If you are planning a cosmetic procedure this summer, scheduling a consultation is the best way to get personalized answers about your candidacy, procedure options, and what to expect on the day of surgery.
Frequently Asked Questions
How long does outpatient plastic surgery take from arrival to discharge?
Most patients spend between 4 and 8 hours at an outpatient surgery center, including pre-operative preparation, the surgical procedure, and post-anesthesia recovery. The actual surgical time varies by procedure type. Surgeons carefully plan operative timelines because procedures exceeding 3 hours are associated with higher complication rates according to peer-reviewed safety studies.
Is outpatient plastic surgery safe compared to hospital-based surgery?
Outpatient plastic surgery performed in accredited facilities by board-certified surgeons has a documented complication rate below 1%. A 30-year analysis of 42,720 cases found an overall complication rate of just 0.74%. Research from the University of Florida found no significant safety differences between ambulatory surgery centers and hospitals when surgeons are board-certified.
What are the biggest risk factors for complications in day surgery?
The most significant risk factors identified in peer-reviewed studies are a body mass index greater than 26 and operative time exceeding 3 hours. Hematoma – a collection of blood outside blood vessels – accounts for 80% of reoperations within 48 hours of surgery.
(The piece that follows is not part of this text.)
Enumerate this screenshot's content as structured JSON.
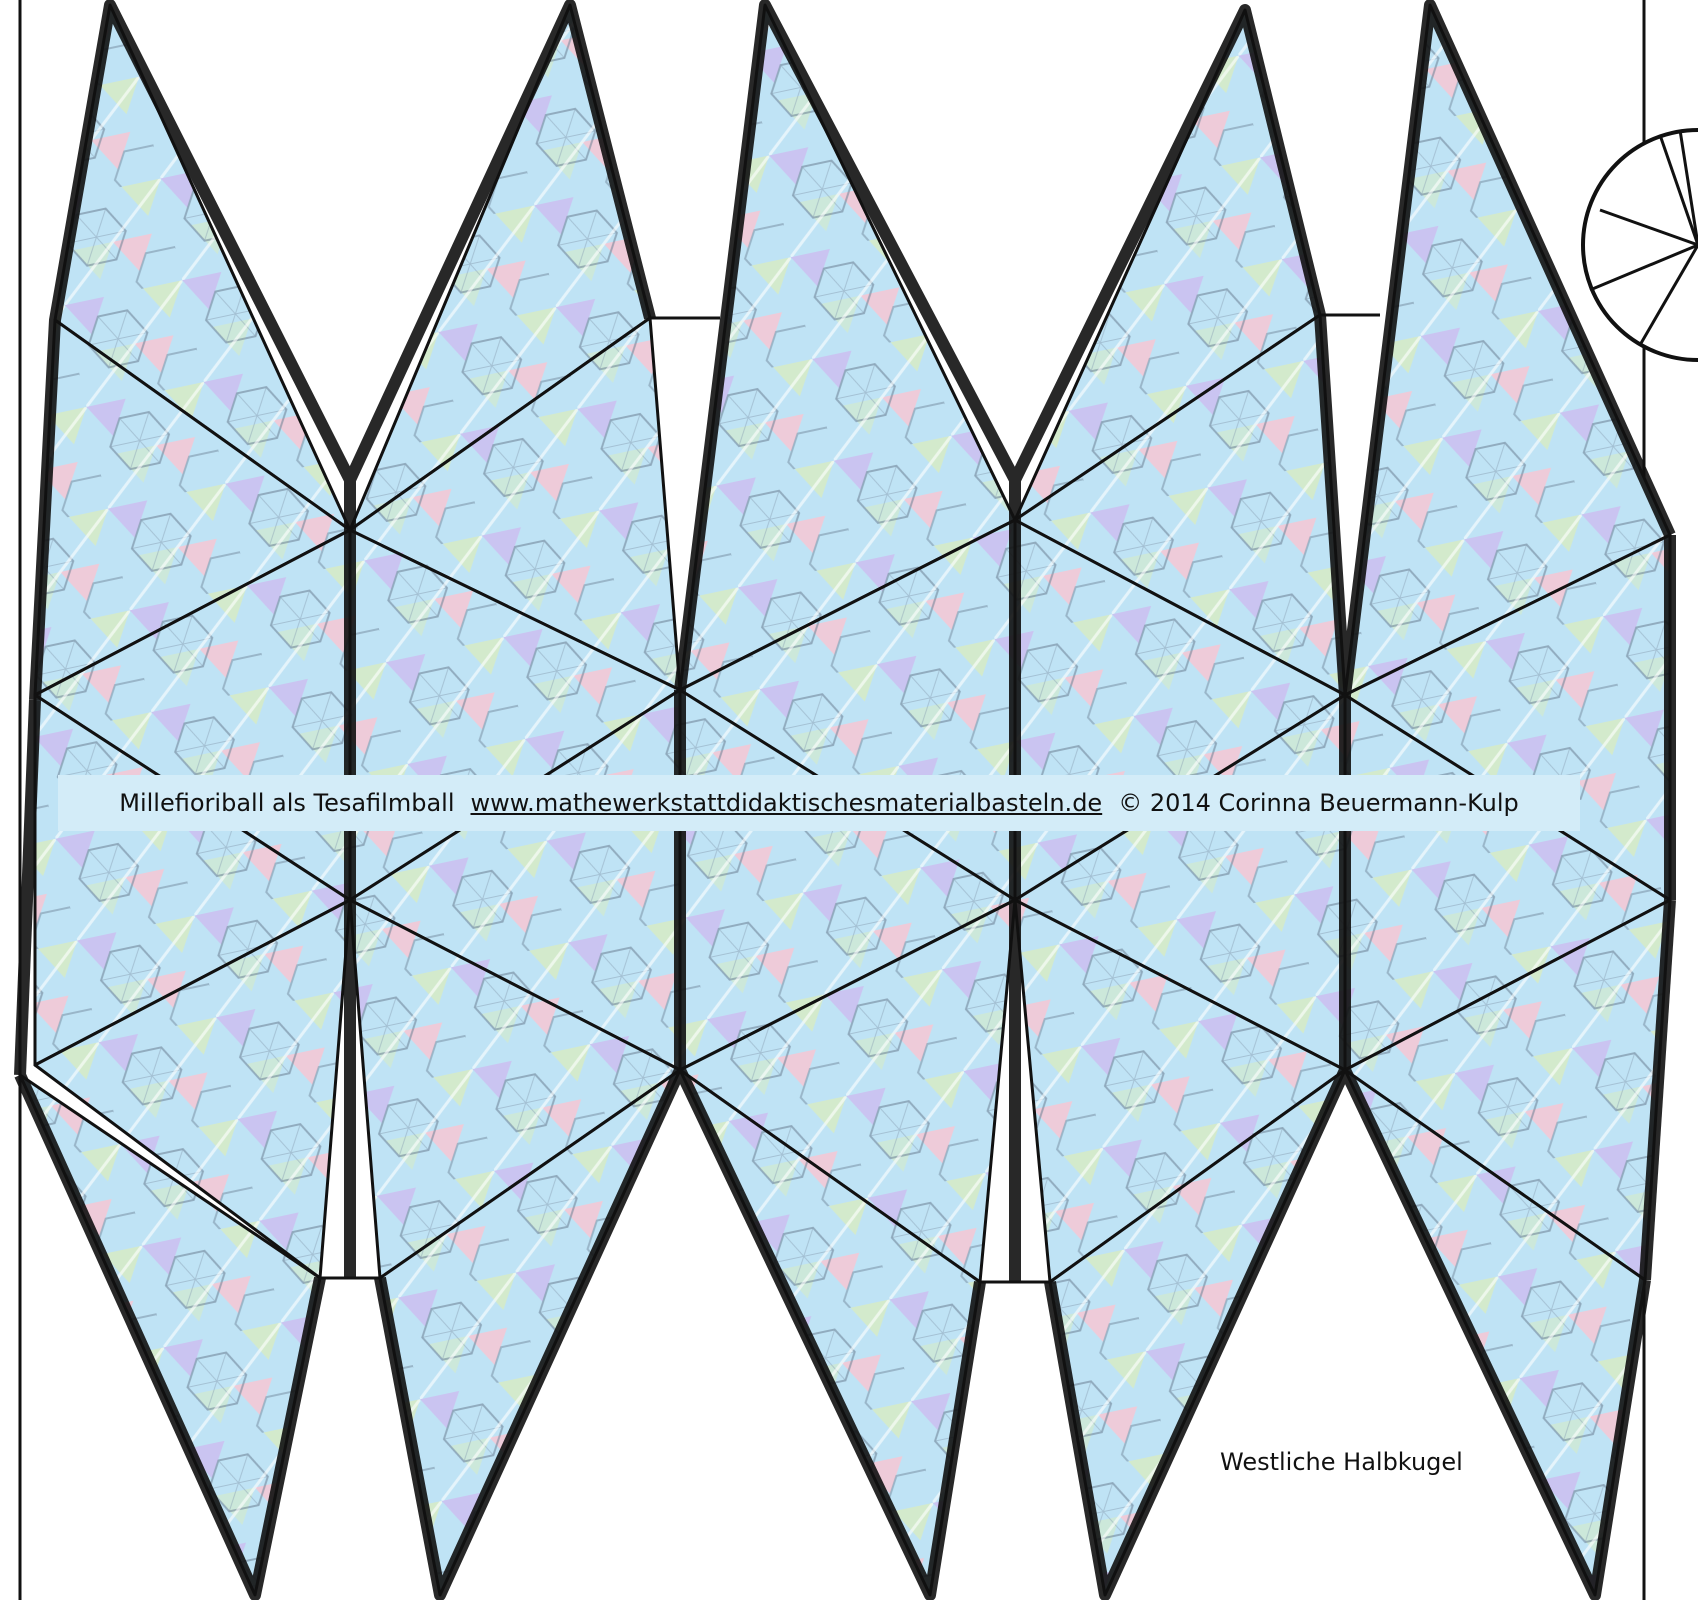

Preoperative optimization including weight management and health screening directly reduces these risks.
How much does outpatient plastic surgery cost compared to a hospital?
Ambulatory surgery centers typically cost less than hospitals for the same procedure due to lower overhead and facility fees. MedPAC data shows ASCs save Medicare $2.3 billion annually, reflecting a structural cost advantage. While individual savings vary based on procedure type, insurance coverage, and geographic location, patients can often expect lower out-of-pocket expenses at an accredited surgery center.
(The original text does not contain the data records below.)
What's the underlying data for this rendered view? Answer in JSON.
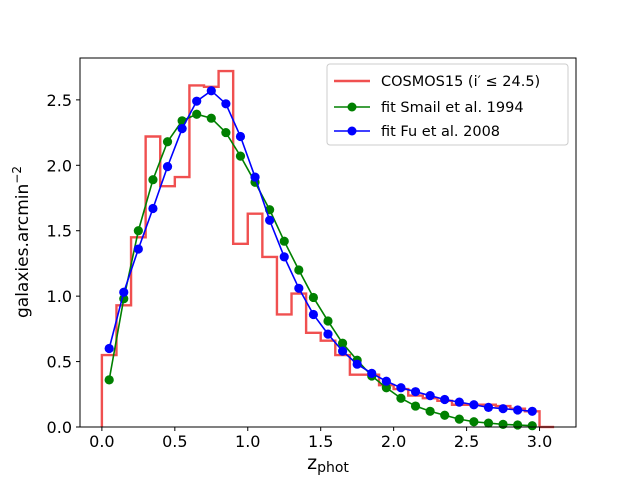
{
  "chart_data": {
    "type": "line",
    "title": "",
    "xlabel_main": "z",
    "xlabel_sub": "phot",
    "ylabel_main": "galaxies.arcmin",
    "ylabel_sup": "−2",
    "xlim": [
      -0.15,
      3.25
    ],
    "ylim": [
      0.0,
      2.82
    ],
    "xticks": [
      0.0,
      0.5,
      1.0,
      1.5,
      2.0,
      2.5,
      3.0
    ],
    "xtick_labels": [
      "0.0",
      "0.5",
      "1.0",
      "1.5",
      "2.0",
      "2.5",
      "3.0"
    ],
    "yticks": [
      0.0,
      0.5,
      1.0,
      1.5,
      2.0,
      2.5
    ],
    "ytick_labels": [
      "0.0",
      "0.5",
      "1.0",
      "1.5",
      "2.0",
      "2.5"
    ],
    "legend_position": "top-right",
    "histogram": {
      "name": "COSMOS15",
      "legend_label": "COSMOS15 (i′ ≤ 24.5)",
      "color": "#f05050",
      "bin_edges": [
        0.0,
        0.1,
        0.2,
        0.3,
        0.4,
        0.5,
        0.6,
        0.7,
        0.8,
        0.9,
        1.0,
        1.1,
        1.2,
        1.3,
        1.4,
        1.5,
        1.6,
        1.7,
        1.8,
        1.9,
        2.0,
        2.1,
        2.2,
        2.3,
        2.4,
        2.5,
        2.6,
        2.7,
        2.8,
        2.9,
        3.0
      ],
      "values": [
        0.55,
        0.93,
        1.45,
        2.22,
        1.84,
        1.91,
        2.61,
        2.6,
        2.72,
        1.4,
        1.63,
        1.3,
        0.86,
        1.02,
        0.72,
        0.66,
        0.55,
        0.4,
        0.4,
        0.32,
        0.29,
        0.24,
        0.22,
        0.2,
        0.17,
        0.17,
        0.17,
        0.16,
        0.14,
        0.12
      ]
    },
    "series": [
      {
        "name": "fit Smail et al. 1994",
        "color": "#008000",
        "x": [
          0.05,
          0.15,
          0.25,
          0.35,
          0.45,
          0.55,
          0.65,
          0.75,
          0.85,
          0.95,
          1.05,
          1.15,
          1.25,
          1.35,
          1.45,
          1.55,
          1.65,
          1.75,
          1.85,
          1.95,
          2.05,
          2.15,
          2.25,
          2.35,
          2.45,
          2.55,
          2.65,
          2.75,
          2.85,
          2.95
        ],
        "values": [
          0.36,
          0.98,
          1.5,
          1.89,
          2.18,
          2.34,
          2.39,
          2.36,
          2.25,
          2.07,
          1.87,
          1.66,
          1.42,
          1.2,
          0.99,
          0.81,
          0.64,
          0.51,
          0.39,
          0.3,
          0.22,
          0.16,
          0.12,
          0.09,
          0.06,
          0.04,
          0.03,
          0.02,
          0.015,
          0.01
        ]
      },
      {
        "name": "fit Fu et al. 2008",
        "color": "#0000ff",
        "x": [
          0.05,
          0.15,
          0.25,
          0.35,
          0.45,
          0.55,
          0.65,
          0.75,
          0.85,
          0.95,
          1.05,
          1.15,
          1.25,
          1.35,
          1.45,
          1.55,
          1.65,
          1.75,
          1.85,
          1.95,
          2.05,
          2.15,
          2.25,
          2.35,
          2.45,
          2.55,
          2.65,
          2.75,
          2.85,
          2.95
        ],
        "values": [
          0.6,
          1.03,
          1.36,
          1.67,
          1.99,
          2.28,
          2.49,
          2.57,
          2.47,
          2.22,
          1.91,
          1.58,
          1.3,
          1.06,
          0.86,
          0.71,
          0.58,
          0.48,
          0.41,
          0.35,
          0.3,
          0.27,
          0.24,
          0.21,
          0.19,
          0.17,
          0.15,
          0.14,
          0.13,
          0.12
        ]
      }
    ]
  }
}
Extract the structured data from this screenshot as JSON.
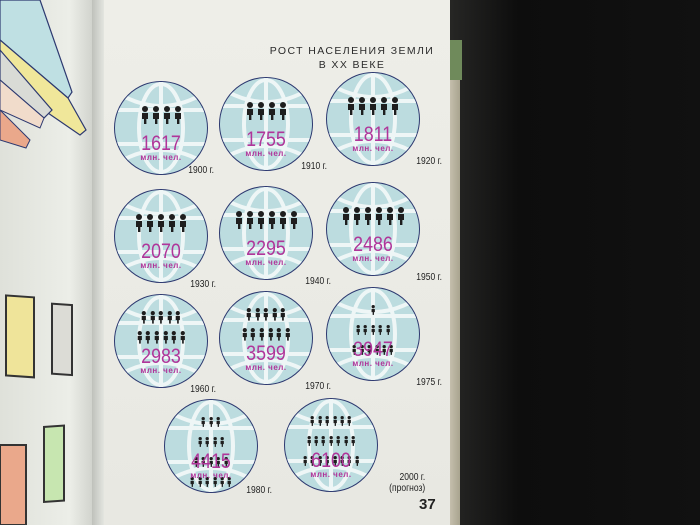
{
  "title_line1": "РОСТ НАСЕЛЕНИЯ ЗЕМЛИ",
  "title_line2": "В XX ВЕКЕ",
  "page_number": "37",
  "colors": {
    "value_text": "#b0359a",
    "globe_fill": "#bcdcdf",
    "globe_border": "#2d3970",
    "figure": "#1e1e1e"
  },
  "icons": {
    "globe": "globe-icon",
    "person": "person-icon"
  },
  "chart_data": {
    "type": "pictogram",
    "title": "РОСТ НАСЕЛЕНИЯ ЗЕМЛИ В XX ВЕКЕ",
    "unit": "млн. чел.",
    "items": [
      {
        "year": "1900 г.",
        "value": 1617,
        "figures": [
          4
        ]
      },
      {
        "year": "1910 г.",
        "value": 1755,
        "figures": [
          4
        ]
      },
      {
        "year": "1920 г.",
        "value": 1811,
        "figures": [
          5
        ]
      },
      {
        "year": "1930 г.",
        "value": 2070,
        "figures": [
          5
        ]
      },
      {
        "year": "1940 г.",
        "value": 2295,
        "figures": [
          6
        ]
      },
      {
        "year": "1950 г.",
        "value": 2486,
        "figures": [
          6
        ]
      },
      {
        "year": "1960 г.",
        "value": 2983,
        "figures": [
          5,
          6
        ]
      },
      {
        "year": "1970 г.",
        "value": 3599,
        "figures": [
          5,
          6
        ]
      },
      {
        "year": "1975 г.",
        "value": 3947,
        "figures": [
          1,
          5,
          6
        ]
      },
      {
        "year": "1980 г.",
        "value": 4415,
        "figures": [
          3,
          4,
          5,
          6
        ]
      },
      {
        "year": "2000 г. (прогноз)",
        "value": 6100,
        "figures": [
          6,
          7,
          8
        ]
      }
    ]
  }
}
What should you look for when choosing an outpatient plastic surgery center?
Patients should verify that the surgery center holds accreditation from a recognized body such as The Joint Commission and operates under CMS Conditions for Coverage. Confirm that the operating surgeon is board-certified by the American Board of Plastic Surgery. Accredited facilities must meet federal standards for infection control, emergency preparedness, patient rights, and surgical services.
Can you combine multiple plastic surgery procedures in one outpatient visit?
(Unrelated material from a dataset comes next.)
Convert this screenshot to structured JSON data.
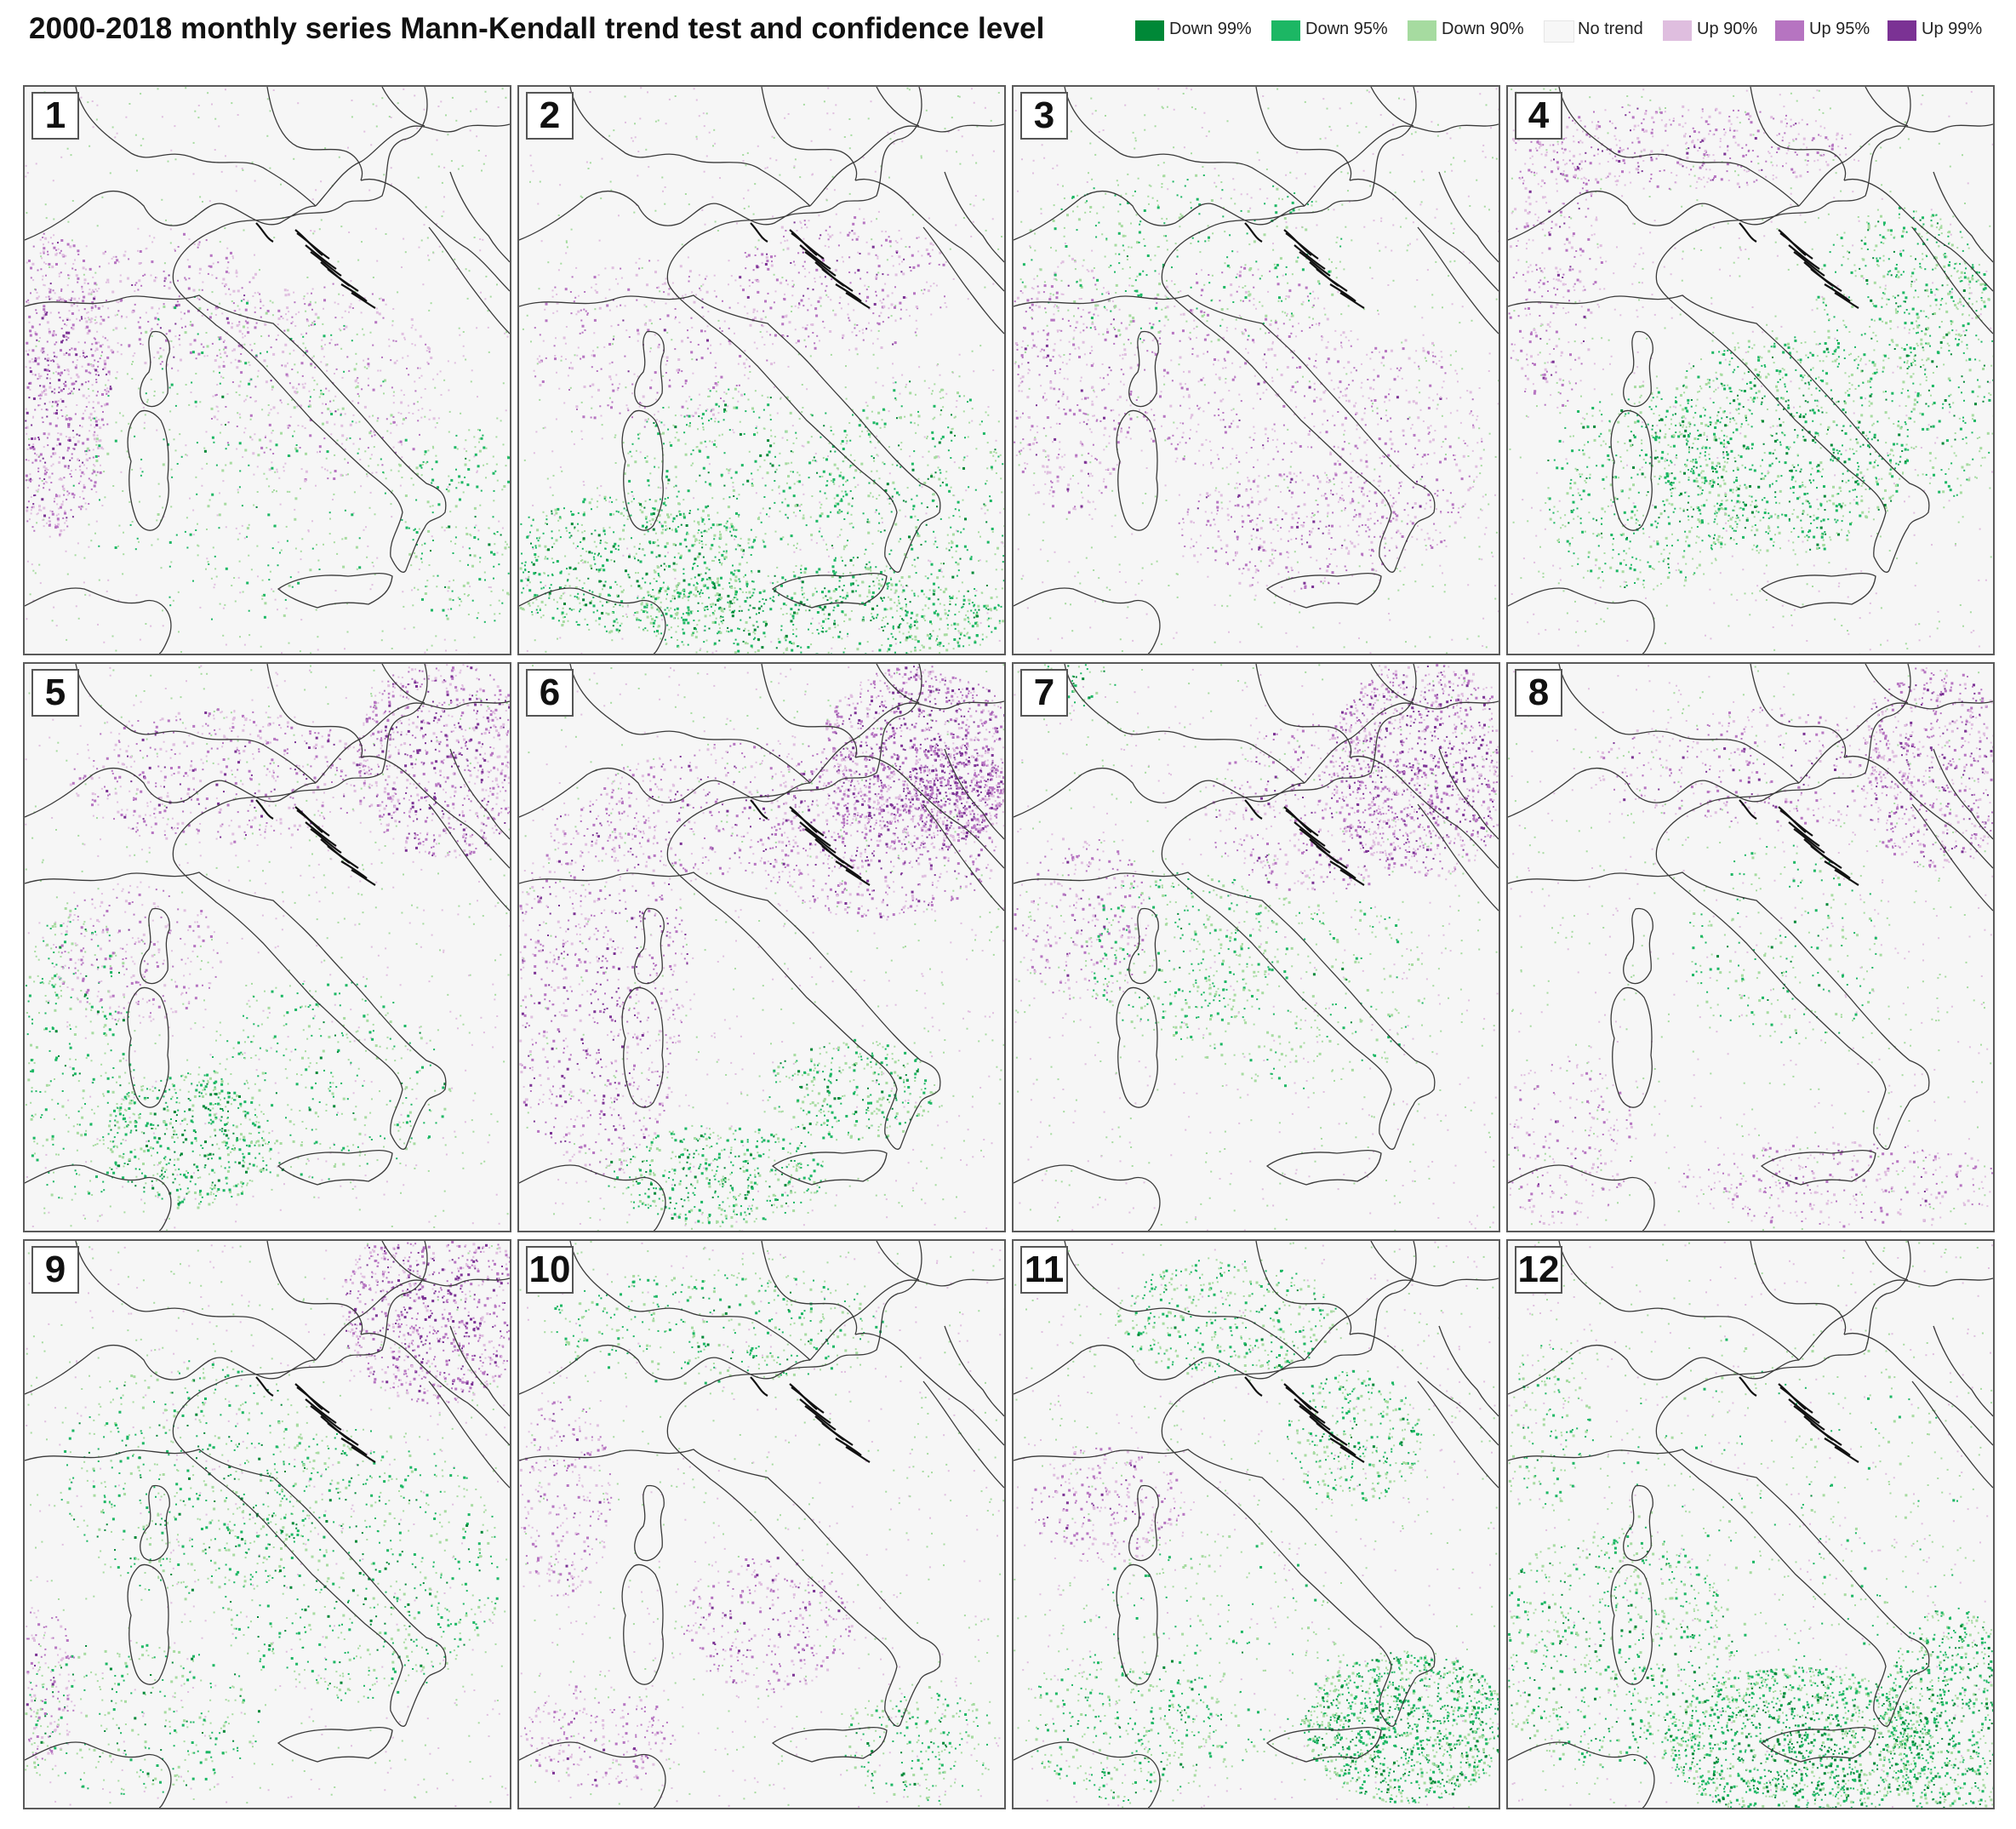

Combination procedures such as a mommy makeover – combining abdominoplasty and breast surgery – are commonly performed in a single outpatient visit. However, the surgeon evaluates whether combining procedures is safe based on overall health, BMI, and total anticipated operative time. Procedures expected to exceed 3 hours may be staged across separate visits to reduce complication risk.
What happens if something goes wrong during outpatient plastic surgery?
Accredited ambulatory surgery centers are required by federal regulations to maintain emergency preparedness protocols, including transfer agreements with nearby hospitals and staff trained to manage adverse events. The CDC monitors same-day outcomes including hospital transfers through national surveillance systems. While complications occur in fewer than 1% of outpatient plastic surgery cases, centers are fully equipped to respond immediately.